Writer’s block is a real bitch. There’s no other way to put it. At this point, I don’t even know if that’s what I’d call it. More like a crisis of self. I’ve been mentally listing all of the things that I’d like to have with self- in front of them.
I can sit here and say with complete confidence that I know that I’m not alone. Yet I feel like I am sitting alone is some corner, surrounded by an opaque black shroud that is blocking all of the words from leaving or entering.
It’s pretty dark right now, friends.
There will be people who read this post and nod their heads, because they know exactly how I feel and what I’m going through. Either because they have dealt their own writer’s block, or they’re going through it right this very second.
I repeat that to myself over and over, a reminder, a mantra, “You are not alone. You are not alone. You are not alone.”
The thing is, I think the words might be there and I am afraid to let them out. I’ve shoved a square peg into a round hole and it’s wedged in there so tight, nothing will ever break free.

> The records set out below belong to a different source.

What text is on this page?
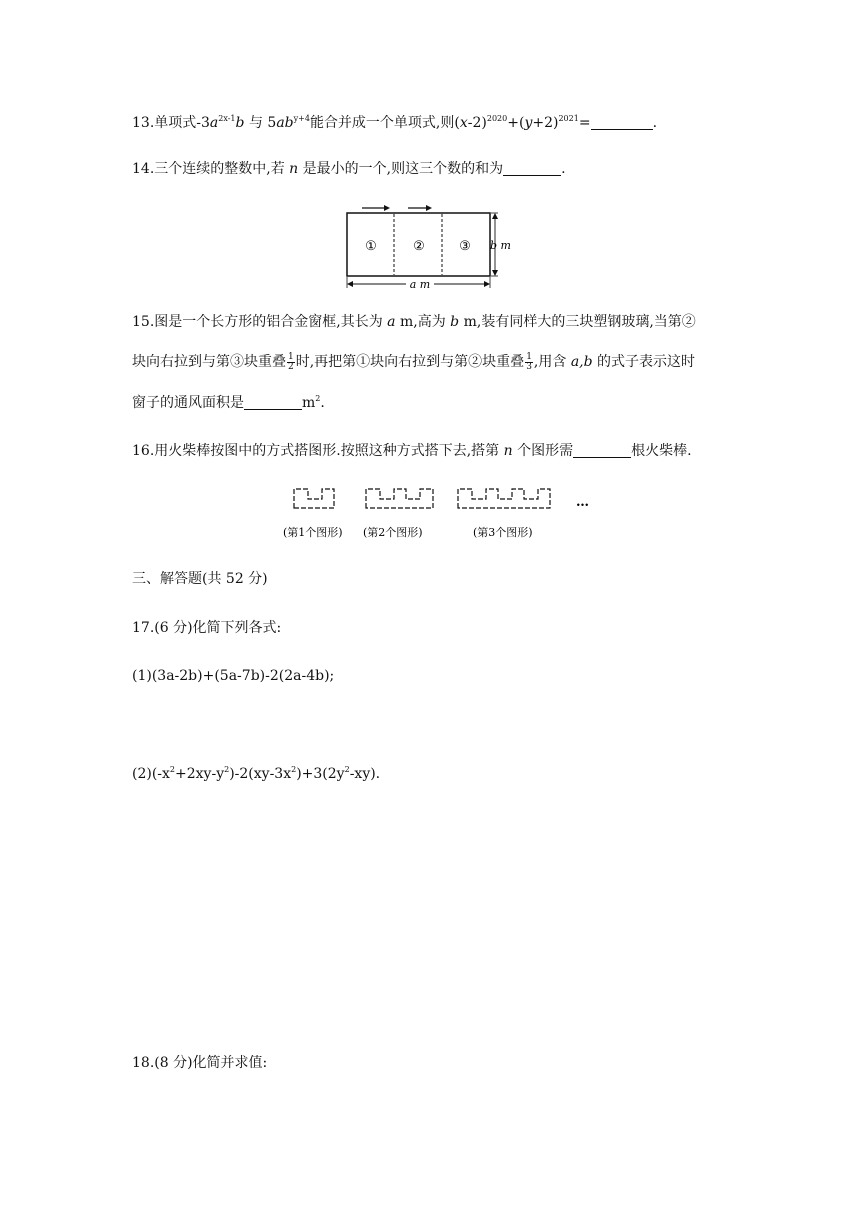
13.单项式$-3a^{2x-1}b$ 与 $5ab^{y+4}$能合并成一个单项式,则$(x-2)^{2020}+(y+2)^{2021}=$	.
14.三个连续的整数中,若 n 是最小的一个,则这三个数的和为	.
①	②	③ b m
a m
15.图是一个长方形的铝合金窗框,其长为 a m,高为 b m,装有同样大的三块塑钢玻璃,当第②
块向右拉到与第③块重叠 $\frac{1}{2}$ 时,再把第①块向右拉到与第②块重叠 $\frac{1}{3}$ ,用含 a,b 的式子表示这时
窗子的通风面积是	$m^2$.
16.用火柴棒按图中的方式搭图形.按照这种方式搭下去,搭第 n 个图形需	根火柴棒.
…
(第1个图形) (第2个图形)	(第3个图形)
三、解答题(共 52 分)
17.(6 分)化简下列各式:
(1)(3a-2b)+(5a-7b)-2(2a-4b);
$(2)(-x^2+2xy-y^2)-2(xy-3x^2)+3(2y^2-xy)$.
18.(8 分)化简并求值:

I know I’m afraid to let them out.
I’ve been doing exercises in creativity and they make my heart race and not in a good way. The anxiety pours out all over the page. Even now, as I sit here and write this, I feel anxiety racing through my body. My shoulders feel like they’re locked in a vise grip and I will never be able to break free. There is this intense pressure to perform and I — can’t.
Not being able to do what I love leaves me feeling numb. I wish I could cry and just get it all out of my body, but even the tears that used to flow freely are locked away in a cabinet somewhere in the dark depths of my brain, the location of the key a fading memory.
My friends, you are not alone. I know that you’re here. While the selfish part of me wants to believe that I am alone in this, I know that I’m not. I’m here, and I’m listening.